After receiving the assurances from God, the family resumes their journey to Egypt, they almost arrive, the reunion is but a few fleeting moments away, and rather than finally behold this long awaited scene, we take another detour, nineteen verses no less, outlining the names of the children of Israel, described also as Jacob’s children who went down to Egypt 46:8;
וְאֵ֨לֶּה שְׁמ֧וֹת בְּנֵֽי־יִשְׂרָאֵ֛ל הַבָּאִ֥ים מִצְרַ֖יְמָה יַעֲקֹ֣ב וּבָנָ֑יו בְּכֹ֥ר יַעֲקֹ֖ב רְאוּבֵֽן׃
These are the names of the Israelites, Jacob and his descendants, who came to Egypt.Jacob’s first-born Reuben…
Almost identical to the opening verse of the book of Shemot, so why the need to interrupt our journey? And again the identity of Jacob, Yisrael is perplexing. Why are we continually and seemingly teased to the point that Oscar Wilde, succinctly captures; “The suspense is terrible. I hope it will last.”
Finally the long anticipated moment arrives 46:29;
וַיֶּאְסֹ֤ר יוֹסֵף֙ מֶרְכַּבְתּ֔וֹ וַיַּ֛עַל לִקְרַֽאת־יִשְׂרָאֵ֥ל אָבִ֖יו גֹּ֑שְׁנָה וַיֵּרָ֣א אֵלָ֗יו וַיִּפֹּל֙ עַל־צַוָּארָ֔יו וַיֵּ֥בְךְּ עַל־צַוָּארָ֖יו עֽוֹד׃
Joseph ordered his chariot and went to Goshen to meet his father Israel; he presented himself to him and, embracing him around the neck, he wept on his neck a good while.
The reunion occurs in Goshen, perhaps a play on the word and theme of Vayigash and so named to capture this moment of revelation.You may recall that the word appears in this form in the earlier meeting /reunion between Jacob and his brother Esau, where 33:6
וַתִּגַּ֧שְׁןָ הַשְּׁפָח֛וֹת הֵ֥נָּה וְיַלְדֵיהֶ֖ן וַתִּֽשְׁתַּחֲוֶֽיןָ׃
Then the maids, with their children, came forward and bowed low;
The encounter is exasperating. According to Rashi commenting on the final and perhaps superfluous word in the verse, “od”, more or again, and trying to capture and illuminate more details from this ambiguous description, posits that ; “ Jacob, however, did not fall upon Joseph’s neck nor did he kiss him. Our Rabbis say: the reason was that he was reciting the Shema”

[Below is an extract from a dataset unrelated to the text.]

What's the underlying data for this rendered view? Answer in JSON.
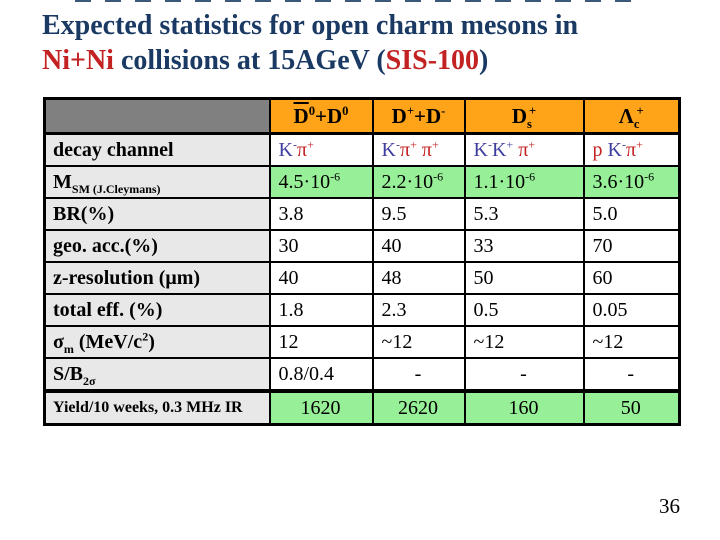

Where and when will Jacob finally have his moment of Vayigash? Tragically the enigma of who he is, seems to haunt him till his final days or as the suggestion of reciting the Shema, possibly his final moments, as he immediately declares “Now I can die, having seen for myself that you are still alive.” And in that Shema I wonder whether he proclaims Shema Yisrael or Shema Jacob?